Line 5 is an Enbridge system that has transported crude oil and natural gas liquids between Superior, Wisconsin, and Sarnia, Ontario since 1953. In Wisconsin, about 12 miles of the pipeline runs across the Bad River reservation along Lake Superior’s shores, which has been at the center of the dispute.
The Bad River Band sued Enbridge in 2019 to force the company to remove the pipeline section from the reservation, arguing that the land easements allowing operation expired six years earlier and that the 73-year-old line was prone to a catastrophic spill. The litigation, along with further challenges, kept the reroute tied up for years.
In 2023, a judge ordered Enbridge to complete removal of the reservation segment by this June. The Bad River and conservation groups pressed for a broader shutdown of the line, and they continued to pursue legal obstacles that slowed progress on the company’s plan to reroute.
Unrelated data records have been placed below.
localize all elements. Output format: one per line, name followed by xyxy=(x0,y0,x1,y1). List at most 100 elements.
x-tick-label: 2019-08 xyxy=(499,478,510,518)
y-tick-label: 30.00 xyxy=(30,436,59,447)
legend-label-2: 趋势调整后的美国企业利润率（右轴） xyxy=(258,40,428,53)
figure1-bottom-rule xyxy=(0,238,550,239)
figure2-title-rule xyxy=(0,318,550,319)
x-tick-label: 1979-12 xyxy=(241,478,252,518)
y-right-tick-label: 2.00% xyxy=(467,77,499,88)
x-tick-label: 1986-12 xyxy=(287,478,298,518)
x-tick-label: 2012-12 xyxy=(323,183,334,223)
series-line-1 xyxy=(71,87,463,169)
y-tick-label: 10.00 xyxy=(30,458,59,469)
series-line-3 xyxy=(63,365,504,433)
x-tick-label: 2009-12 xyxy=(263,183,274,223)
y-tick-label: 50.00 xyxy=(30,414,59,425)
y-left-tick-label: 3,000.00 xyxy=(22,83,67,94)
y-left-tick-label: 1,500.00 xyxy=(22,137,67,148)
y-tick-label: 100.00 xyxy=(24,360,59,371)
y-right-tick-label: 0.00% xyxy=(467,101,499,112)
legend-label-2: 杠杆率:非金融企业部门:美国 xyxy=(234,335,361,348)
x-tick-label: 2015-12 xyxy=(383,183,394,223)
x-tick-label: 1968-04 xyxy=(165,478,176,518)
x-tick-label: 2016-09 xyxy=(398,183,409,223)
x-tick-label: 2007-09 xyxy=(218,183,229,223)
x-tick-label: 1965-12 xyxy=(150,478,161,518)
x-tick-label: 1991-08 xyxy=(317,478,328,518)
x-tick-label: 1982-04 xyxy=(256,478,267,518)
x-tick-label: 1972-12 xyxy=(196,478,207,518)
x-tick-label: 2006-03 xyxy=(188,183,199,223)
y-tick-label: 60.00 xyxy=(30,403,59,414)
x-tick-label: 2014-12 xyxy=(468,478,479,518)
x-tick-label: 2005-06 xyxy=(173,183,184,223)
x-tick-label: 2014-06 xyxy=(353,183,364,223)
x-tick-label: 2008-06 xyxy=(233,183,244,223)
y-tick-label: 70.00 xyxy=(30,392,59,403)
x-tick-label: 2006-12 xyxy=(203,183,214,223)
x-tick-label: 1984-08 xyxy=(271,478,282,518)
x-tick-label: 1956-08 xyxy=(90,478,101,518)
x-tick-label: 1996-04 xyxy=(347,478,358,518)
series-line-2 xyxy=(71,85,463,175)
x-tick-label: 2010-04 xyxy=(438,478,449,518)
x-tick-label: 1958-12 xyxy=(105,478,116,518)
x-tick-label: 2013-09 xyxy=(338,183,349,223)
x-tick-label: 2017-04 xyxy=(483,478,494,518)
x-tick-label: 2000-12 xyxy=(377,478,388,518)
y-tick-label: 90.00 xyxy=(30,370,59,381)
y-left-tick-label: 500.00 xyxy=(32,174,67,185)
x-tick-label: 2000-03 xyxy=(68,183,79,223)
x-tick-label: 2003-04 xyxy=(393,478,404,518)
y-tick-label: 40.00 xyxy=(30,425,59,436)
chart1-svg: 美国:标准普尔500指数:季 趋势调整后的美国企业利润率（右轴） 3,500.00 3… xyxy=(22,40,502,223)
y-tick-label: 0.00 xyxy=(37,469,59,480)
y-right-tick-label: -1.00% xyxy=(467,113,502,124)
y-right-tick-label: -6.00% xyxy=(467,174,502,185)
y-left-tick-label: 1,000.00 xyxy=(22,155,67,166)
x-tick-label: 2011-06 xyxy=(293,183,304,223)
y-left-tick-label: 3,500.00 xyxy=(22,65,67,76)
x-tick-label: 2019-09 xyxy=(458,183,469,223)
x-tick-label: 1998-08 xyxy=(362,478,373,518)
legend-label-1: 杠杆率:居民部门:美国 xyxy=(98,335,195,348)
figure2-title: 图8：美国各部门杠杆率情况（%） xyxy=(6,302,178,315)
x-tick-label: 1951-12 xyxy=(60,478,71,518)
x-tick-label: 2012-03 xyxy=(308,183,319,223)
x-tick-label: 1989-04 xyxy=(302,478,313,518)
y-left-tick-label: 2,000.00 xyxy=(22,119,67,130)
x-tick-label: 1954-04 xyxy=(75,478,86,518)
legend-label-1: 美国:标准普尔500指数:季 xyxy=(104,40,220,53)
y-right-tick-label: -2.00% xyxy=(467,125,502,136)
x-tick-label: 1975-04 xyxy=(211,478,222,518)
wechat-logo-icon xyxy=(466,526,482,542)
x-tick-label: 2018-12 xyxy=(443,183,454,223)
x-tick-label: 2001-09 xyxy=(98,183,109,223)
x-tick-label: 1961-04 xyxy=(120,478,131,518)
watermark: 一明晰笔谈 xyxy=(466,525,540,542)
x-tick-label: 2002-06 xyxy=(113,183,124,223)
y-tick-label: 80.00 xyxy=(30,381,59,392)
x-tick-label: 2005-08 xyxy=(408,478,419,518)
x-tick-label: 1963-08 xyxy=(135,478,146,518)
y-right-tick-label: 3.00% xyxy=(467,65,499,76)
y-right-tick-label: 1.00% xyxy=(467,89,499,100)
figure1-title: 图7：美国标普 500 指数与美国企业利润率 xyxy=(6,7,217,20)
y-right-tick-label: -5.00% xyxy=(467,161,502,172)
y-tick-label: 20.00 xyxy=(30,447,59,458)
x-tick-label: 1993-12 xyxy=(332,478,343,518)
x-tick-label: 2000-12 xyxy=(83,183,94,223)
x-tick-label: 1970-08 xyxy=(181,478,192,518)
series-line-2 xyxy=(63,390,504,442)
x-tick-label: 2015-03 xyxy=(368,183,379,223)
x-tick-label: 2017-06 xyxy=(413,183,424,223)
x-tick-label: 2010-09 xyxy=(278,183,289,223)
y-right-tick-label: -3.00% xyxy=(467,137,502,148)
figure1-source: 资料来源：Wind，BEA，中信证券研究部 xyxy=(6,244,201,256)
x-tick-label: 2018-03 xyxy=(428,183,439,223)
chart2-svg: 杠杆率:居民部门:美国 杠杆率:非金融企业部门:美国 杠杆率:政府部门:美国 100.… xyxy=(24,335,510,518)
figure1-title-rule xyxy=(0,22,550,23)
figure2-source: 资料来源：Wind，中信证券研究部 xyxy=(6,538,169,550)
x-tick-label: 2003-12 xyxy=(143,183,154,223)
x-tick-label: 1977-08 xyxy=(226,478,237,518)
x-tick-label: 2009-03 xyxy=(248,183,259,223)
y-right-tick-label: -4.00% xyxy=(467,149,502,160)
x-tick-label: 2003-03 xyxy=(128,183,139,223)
A key step came when an administrative law judge upheld Enbridge’s state wetlands permit on Feb. 13, clearing what the company described as the project’s last legal hurdle. After that decision, Kellner said, Enbridge crews began clearing trees in the new segment’s right-of-way.
Even with the permit upheld, the start of work does not end the legal fight. The Bad River and a coalition of environmental groups filed separate actions in Iron County Circuit Court this month seeking an immediate stay of the wetlands permit, saying regulators underestimated the damage reroute construction will cause.
Elizabeth Arbuckle, the Bad River tribal chair, said in a statement announcing the tribe’s filing that, “The Bad River watershed is not an oil pipeline corridor that exists to serve Enbridge’s profits. It is our homeland. We must protect it.” Kellner, responding to the stay request, said seeking a stay is not reasonable given that the project has been heavily scrutinized and that the public needs uninterrupted energy. She also said the pipeline serves 10 refineries and propane production facilities that serve millions of people across the Midwest and Great Lakes region.
The courts have not yet ruled on either of the new stay requests. The article reported that a hearing is scheduled in the Bad River’s case for Thursday.
Line 5 remains in another controversy in Michigan involving a 4.5-mile segment beneath the Straits of Mackinac that opponents say could rupture and trigger an ecological disaster. Enbridge has proposed encasing that portion in a protective tunnel and said it still needs additional permits from the U.S. Army Corps of Engineers and the Michigan Department of Environment, Great Lakes and Energy before construction can begin. Neither agency had issued approvals as of the report, though the corps said it has fast-tracked permitting under the authority of President Donald Trump’s 2025 energy emergency executive order. Meanwhile, Michigan Gov. Gretchen Whitmer and Attorney General Dana Nessel have filed lawsuits seeking to void the easements that allow the line to operate in the straits, and a federal judge blocked Whitmer’s action in December; the governor has appealed to the 6th U.S. Circuit Court of Appeals while the U.S. Supreme Court weighs whether Nessel’s lawsuit belongs in state or federal court.